Masyarakat Madura yang terkenal religius antara lain melalui ketaatan dan penghormatan kepada kiai, ulama, pemuka agama, secara sosial dalam konteks hubungan laki-laki dan perempuan terasa unik. Ada paradoks kental jika mengkaitkan kehidupan sosial masyarakat Madura yang sangat patriarki dengan keterikatan keagamaan Islam. Di satu sisi Islam mengajarkan penghargaan dan penghormatan kepada kaum perempuan, namun di sisi lain kultur patriarki yang memposisikan laki-laki sangat dominan serta cenderung menguasai kaum perempuan terasa kental di kalangan masyarakat Madura.
Pada beberapa kasus, tingkat kekentalan kultur patriarki ini di kalangan masyarakat Madura kadang sampai taraf berlebihan hingga kurang memberi apresiasi sosial memadai. Kaum perempuan menempati ruang-ruang sempit, yang kadang agak terabaikan dari wacana sosial. Eksistensi perempuan seakan tenggelam dalam keperkasaan kaum laki-laki baik dalam lingkup terbatas maupun di wilayah publik.
Memang, dalam tiga dasa warsa belakangan ada peningkatan aktivitas perempuan di wilayah publik. Namun tetap lebih merupakan aktivitas dalam kultur patriarki; perempuan berada dalam desain pikiran serta kendali laki-laki. Inisiatif, kreativitas, serta ekspresi belum berkembang bebas dari kalangan perempuan. Ada semacam keharusan perempuan masih harus mendapat izin dan persetujuan laki-laki bahkan sepenuhnya dalam bingkai pengawasan ketat kaum laki-laki.
Dalam kehidupan rumah tangga, jika sebatas relasi dalam format komunikasi mungkin masih bisa dipahami. Tetapi jika sampai taraf membelenggu ekspresi, kreativitas, inisiatif kaum perempuan, dampak sosialnya akan sangat serius. Komunitas masyarakat Madura akan sulit berkembang dan berperan penting di tengah dinamika kehidupan sosial. Sangat mungkin masyarakat Madura akan tertinggal dibanding masyarakat daerah lainnya.
Di dunia ini, masyarakat yang masih hidup dalam kultur patriarki cenderung mengalami kemandegan dan keterlambatan dalam peran peradaban. Sebab, patriarki secara tidak langsung mengurangi dan bahkan bisa jadi membatasi potensi seluruh komunitas masyarakat untuk tumbuh optimal. Ada posisi dan peran sosial yang tereduksi khususnya dari kalangan perempuan.
Ini sangat terkait langsung terutama dengan pengabaian potensi kaum perempuan sebagai kekuatan pendidikan. Jika kaum perempuan terbelenggu, terbatas aksesnya ke ruang publik akan terjadi pemiskinan pengetahuan. Dengan sendirinya proses peran pendidikan tidak dapat berjalan optimal sehingga generasi mendatang, sangat terbatas mendapat transfer pengetahuan.

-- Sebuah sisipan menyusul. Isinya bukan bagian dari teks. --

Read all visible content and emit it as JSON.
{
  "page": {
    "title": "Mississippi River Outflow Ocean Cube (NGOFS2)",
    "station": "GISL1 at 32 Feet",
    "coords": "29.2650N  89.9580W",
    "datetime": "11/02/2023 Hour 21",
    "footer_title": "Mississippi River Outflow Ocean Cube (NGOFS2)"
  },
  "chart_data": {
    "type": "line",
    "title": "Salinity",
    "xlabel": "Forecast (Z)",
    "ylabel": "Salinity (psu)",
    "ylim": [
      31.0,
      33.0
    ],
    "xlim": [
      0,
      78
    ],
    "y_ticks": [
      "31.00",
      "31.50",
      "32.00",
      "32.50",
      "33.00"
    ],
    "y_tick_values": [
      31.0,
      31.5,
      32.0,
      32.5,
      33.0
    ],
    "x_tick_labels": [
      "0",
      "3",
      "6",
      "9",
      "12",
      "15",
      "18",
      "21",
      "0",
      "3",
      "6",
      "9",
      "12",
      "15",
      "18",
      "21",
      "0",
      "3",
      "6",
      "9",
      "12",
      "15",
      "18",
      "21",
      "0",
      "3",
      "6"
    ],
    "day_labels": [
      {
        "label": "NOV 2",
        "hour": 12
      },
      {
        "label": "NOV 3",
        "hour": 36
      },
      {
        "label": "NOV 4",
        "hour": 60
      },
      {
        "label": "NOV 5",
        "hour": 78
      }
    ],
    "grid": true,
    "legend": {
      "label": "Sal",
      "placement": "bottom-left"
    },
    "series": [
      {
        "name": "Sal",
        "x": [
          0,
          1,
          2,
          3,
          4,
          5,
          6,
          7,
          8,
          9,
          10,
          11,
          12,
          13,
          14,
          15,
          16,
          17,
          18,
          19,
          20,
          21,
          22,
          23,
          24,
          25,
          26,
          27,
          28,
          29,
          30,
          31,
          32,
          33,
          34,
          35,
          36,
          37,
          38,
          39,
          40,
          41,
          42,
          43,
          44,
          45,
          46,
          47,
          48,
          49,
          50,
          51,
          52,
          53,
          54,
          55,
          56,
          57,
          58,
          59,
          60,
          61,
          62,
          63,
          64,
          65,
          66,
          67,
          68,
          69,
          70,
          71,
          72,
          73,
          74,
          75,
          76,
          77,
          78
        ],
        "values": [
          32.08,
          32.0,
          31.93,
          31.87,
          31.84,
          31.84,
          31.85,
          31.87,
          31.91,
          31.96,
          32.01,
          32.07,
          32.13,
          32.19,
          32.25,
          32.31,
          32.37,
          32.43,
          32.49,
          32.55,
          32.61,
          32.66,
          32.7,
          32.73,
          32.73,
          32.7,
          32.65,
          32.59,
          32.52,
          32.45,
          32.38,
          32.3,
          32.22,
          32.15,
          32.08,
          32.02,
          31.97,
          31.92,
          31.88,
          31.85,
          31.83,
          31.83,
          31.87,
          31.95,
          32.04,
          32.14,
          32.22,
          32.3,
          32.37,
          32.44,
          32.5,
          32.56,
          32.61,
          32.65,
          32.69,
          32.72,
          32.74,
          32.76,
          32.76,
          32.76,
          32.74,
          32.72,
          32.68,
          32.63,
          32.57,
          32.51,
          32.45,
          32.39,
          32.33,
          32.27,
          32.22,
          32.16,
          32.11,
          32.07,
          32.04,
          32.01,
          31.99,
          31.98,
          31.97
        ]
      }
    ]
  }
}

Karena itu penting dengan melihat posisinya, para ulama, kiai, tokoh-tokoh agama Madura, mendorong mencairkan relasi laki-laki perempuan agar lebih memberi ruang ekspresi, membangun kesadaran hak masing-masing pihak, tanpa harus melabrak kondrat. Bagaimanapun kultur patriarki yang ekstrim, yang membiarkan penguasaan laki-laki pada perempuan secara berlebihan, dapat menghancurkan potensi kemampuan pendidikan perempuan dalam proses peningkatan kualitas generasi mendatang.
Jika perempuan tetap dalam belenggu kultur patriaki, akan sulit memberikan kontribusi peningkatan kualitas sumber daya manusia. Karena kaum perempuanlah secara sosial yang memiliki peluang lebih baik dalam peran peningkatan kualitas sumber daya manusia.
Perlu dirumuskan lebih segara hubungan laki-laki dengan perempuan dalam konsteks kepentingan kemajuan masyarakat Madura, tanpa harus melabrak peran kondrati perempuan. Apalagi ketika tantangan masa depan makin menuntut kualitas sumber daya manusia. Sebuah kondisi yang mempertegas keharusan peningkatan peran perempuan berkualitas.